The preservation of historical buildings was the focus of a European consortium which used fibre-reinforced polymers to strengthen the external masonry structures with minimal cultural intervention.
Strengthening Europe’s historical buildings
Historical buildings constitute an integral part of the European cultural heritage. However, many masonry structures are falling apart due to ageing or movements at the buildings’ foundations. It is, therefore, imperative to maintain their structure and appearance, often through preservation actions.

The use of concrete reinforced with glass, polymeric or steel fibres is not a new concept. It increases the strength of the building and its resistance to cracks, temperature and vibration. For historical buildings, however, an external strengthening approach is required.

With this in mind, the EU-funded Operha project proposed to develop an adaptable and reversible restoration solution for strengthening the masonry structures of historical buildings in Europe and the Mediterranean area. For this purpose, project partners decided to use advanced composite materials such as fibre-reinforced polymers.

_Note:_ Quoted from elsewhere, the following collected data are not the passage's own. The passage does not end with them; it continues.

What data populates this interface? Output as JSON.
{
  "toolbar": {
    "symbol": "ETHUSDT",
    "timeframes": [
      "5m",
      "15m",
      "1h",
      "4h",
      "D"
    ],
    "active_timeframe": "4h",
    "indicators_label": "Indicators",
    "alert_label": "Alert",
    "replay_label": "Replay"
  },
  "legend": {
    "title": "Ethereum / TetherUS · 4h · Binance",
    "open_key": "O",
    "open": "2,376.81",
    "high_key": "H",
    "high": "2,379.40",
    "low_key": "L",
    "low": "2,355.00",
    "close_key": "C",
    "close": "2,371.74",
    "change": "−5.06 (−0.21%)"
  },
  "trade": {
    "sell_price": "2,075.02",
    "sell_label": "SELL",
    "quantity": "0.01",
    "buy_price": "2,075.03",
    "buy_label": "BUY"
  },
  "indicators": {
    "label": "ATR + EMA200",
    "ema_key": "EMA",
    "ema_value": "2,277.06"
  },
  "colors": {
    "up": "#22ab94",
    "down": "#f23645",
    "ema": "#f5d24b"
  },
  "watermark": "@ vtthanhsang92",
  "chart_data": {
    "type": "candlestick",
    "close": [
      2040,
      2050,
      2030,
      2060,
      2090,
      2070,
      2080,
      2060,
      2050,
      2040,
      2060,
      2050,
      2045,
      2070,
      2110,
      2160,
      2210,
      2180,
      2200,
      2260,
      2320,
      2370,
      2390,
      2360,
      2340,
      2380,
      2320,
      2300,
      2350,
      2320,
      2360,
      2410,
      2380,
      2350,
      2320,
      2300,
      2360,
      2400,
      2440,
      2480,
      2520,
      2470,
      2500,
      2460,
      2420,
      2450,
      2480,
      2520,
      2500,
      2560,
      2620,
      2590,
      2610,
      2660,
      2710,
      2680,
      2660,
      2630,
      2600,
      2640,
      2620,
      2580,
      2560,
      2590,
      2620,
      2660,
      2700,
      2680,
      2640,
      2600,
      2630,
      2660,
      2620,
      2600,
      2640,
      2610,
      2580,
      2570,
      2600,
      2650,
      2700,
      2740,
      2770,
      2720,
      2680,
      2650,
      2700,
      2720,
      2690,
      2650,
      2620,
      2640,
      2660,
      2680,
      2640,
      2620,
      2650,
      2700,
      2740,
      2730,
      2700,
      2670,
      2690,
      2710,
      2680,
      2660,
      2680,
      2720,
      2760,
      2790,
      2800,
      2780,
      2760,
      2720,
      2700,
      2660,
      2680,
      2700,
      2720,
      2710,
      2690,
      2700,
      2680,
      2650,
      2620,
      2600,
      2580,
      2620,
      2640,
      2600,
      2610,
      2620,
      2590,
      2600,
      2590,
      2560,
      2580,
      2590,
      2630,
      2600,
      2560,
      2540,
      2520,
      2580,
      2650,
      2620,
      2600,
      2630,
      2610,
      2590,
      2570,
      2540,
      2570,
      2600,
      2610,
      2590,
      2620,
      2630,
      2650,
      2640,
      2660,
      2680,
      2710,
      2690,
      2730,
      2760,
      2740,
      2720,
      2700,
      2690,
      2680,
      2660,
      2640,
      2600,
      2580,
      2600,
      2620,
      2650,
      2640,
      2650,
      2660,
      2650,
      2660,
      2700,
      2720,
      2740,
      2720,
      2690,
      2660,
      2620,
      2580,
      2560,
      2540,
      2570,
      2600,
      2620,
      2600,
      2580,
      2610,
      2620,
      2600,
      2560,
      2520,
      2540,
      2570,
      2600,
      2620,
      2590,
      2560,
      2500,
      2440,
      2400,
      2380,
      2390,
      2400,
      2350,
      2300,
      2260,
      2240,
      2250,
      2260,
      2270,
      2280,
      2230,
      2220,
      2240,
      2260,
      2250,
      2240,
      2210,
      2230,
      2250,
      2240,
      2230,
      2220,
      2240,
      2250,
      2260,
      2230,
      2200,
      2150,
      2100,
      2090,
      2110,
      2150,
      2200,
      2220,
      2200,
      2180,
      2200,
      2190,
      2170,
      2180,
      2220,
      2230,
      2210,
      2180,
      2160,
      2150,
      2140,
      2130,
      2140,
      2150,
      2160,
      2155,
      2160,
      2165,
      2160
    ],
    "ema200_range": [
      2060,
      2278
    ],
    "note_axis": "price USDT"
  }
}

Special attention was given to the visual impact of the restoration of the ancient building, aiming to perform as few intervention actions as possible on the structure during and after its strengthening. The most important requirements for strengthening the ancient structures were identified and elements for the structural reinforcements were designed and developed.

Comparison with existing techniques indicated that the Operha textile reinforced masonry (TRM) structural strengthening system constituted an 'open' and 'fully compatible' solution for historical buildings. It had minimal cultural impacts on the buildings themselves and it is expected to improve the social and economic conditions of the surrounding inhabitant areas.